Yüzüklerin Efendisi kitaplarında ve filmlerinde resmedilen Orta Dünya, pek de dost canlısı bir yer değil. Dev örümcekler, ork orduları, ata binen yüzük tayfları, mağaraların derinliklerindeki gölge ve alevden oluşmuş yaratıklar derken ortaya gayet nahoş bir ortam çıkıyor. Orta Dünya, kitapların da anlattığı gibi, aynı zamanda bu canavarlarla ve daha nicesiyle yorulmadan çarpışan ve yolculuk yapan serüvenciler için muhteşem bir yer. Richard Walker ve Alice Cooper-Dunn tarafından The Journal of Interdisciplinary Science Topics dergisinde yayımlanan bir makale ise Orta Dünya’nın atmosferindeki oksijen içeriğinin fazlalığının bizim dünyamızdakinden daha büyük maceralara yol açıp açmadığını araştırıyor.
En güçlü insan bile yorulur, özellikle de uzun süreli savaşlarda. Fakat Miğferdibi Savaşı’nda insan kolcu Aragorn, diğer insanlarla birlikte tüm gece en ufak yorulma belirtisi olmadan savaşabiliyor. Walker ile Cooper-Dunn ise Orta Dünya insanlarının da fizyolojik bakımdan, sıradan insanlardan fizyolojik bir farkının olmadığı varsayımından yola çıkarak, böyle kahramanca davranışların sebebini ortamda arıyor.

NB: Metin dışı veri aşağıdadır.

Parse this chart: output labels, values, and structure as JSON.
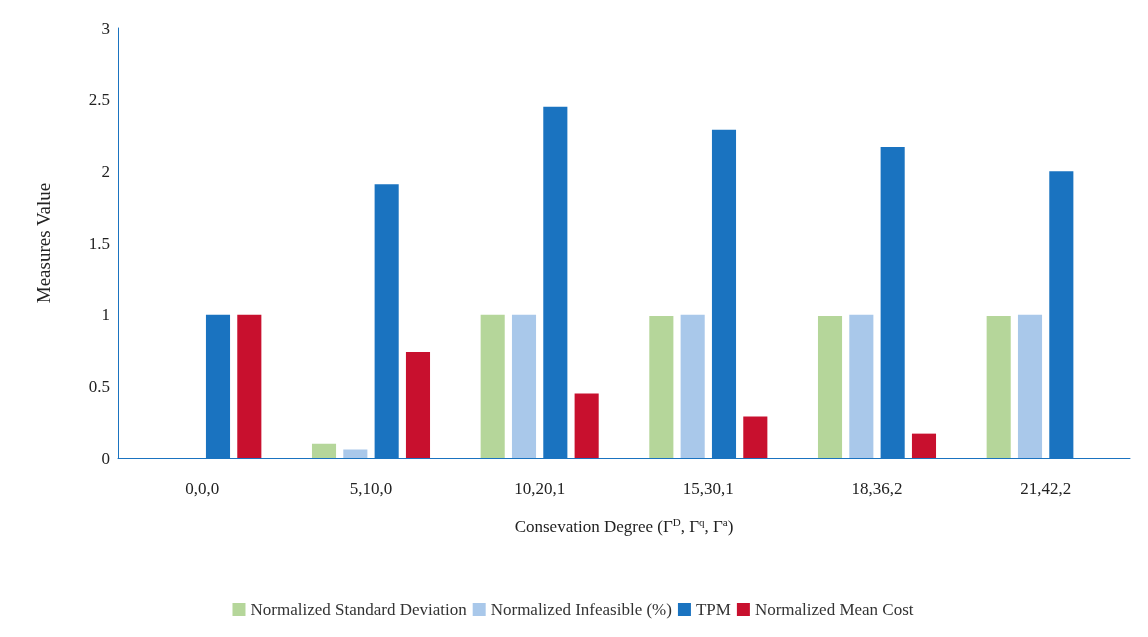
{
  "chart_data": {
    "type": "bar",
    "xlabel": "Consevation Degree (Γ$^{D}$, Γ$^{q}$, Γ$^{a}$)",
    "ylabel": "Measures Value",
    "categories": [
      "0,0,0",
      "5,10,0",
      "10,20,1",
      "15,30,1",
      "18,36,2",
      "21,42,2"
    ],
    "series": [
      {
        "name": "Normalized Standard Deviation",
        "color": "#b5d69a",
        "values": [
          0,
          0.1,
          1,
          0.99,
          0.99,
          0.99
        ]
      },
      {
        "name": "Normalized Infeasible (%)",
        "color": "#a9c8ea",
        "values": [
          0,
          0.06,
          1,
          1,
          1,
          1
        ]
      },
      {
        "name": "TPM",
        "color": "#1a73c0",
        "values": [
          1,
          1.91,
          2.45,
          2.29,
          2.17,
          2
        ]
      },
      {
        "name": "Normalized Mean Cost",
        "color": "#c8102e",
        "values": [
          1,
          0.74,
          0.45,
          0.29,
          0.17,
          null
        ]
      }
    ],
    "ylim": [
      0,
      3
    ],
    "yticks": [
      0,
      0.5,
      1,
      1.5,
      2,
      2.5,
      3
    ],
    "grid": false,
    "legend": "bottom"
  }
}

Arter basıncı ve gaz değişimi hesapları yapan Walker ile Cooper-Dunn, Orta Dünya’daki insanlarda sıkça görülen akıl almaz dayanıklılığın, o diyarın atmosferindeki oksijen yoğunluğunun fazlalığından kaynaklandığı sonucuna varmış. Makalede şöyle muhteşem satırlar da var:
Aragorn, yaşının 87 olduğunu belirtmesine karşılık, kendisine uzun ömür bahşedilmiş sihirli bir insan ırkı olan Dunedain’den olduğu için otuzlu yaşlarında bir erkeğin fiziksel gücünü sergiliyor. Dolayısıyla arterlerindeki kısmi oksijen basıncını hesaplarken yaşını 35 olarak aldık.
Bu, Walker ile Cooper-Dunn’ın Orta Dünya biliminin sadece görünen kısmı. İkili, Frodo’nun Moria’daki saldırı sırasında mızrak yarasından nasıl sağ kurtulabildiği gibi zorlu soruları da araştırıyor.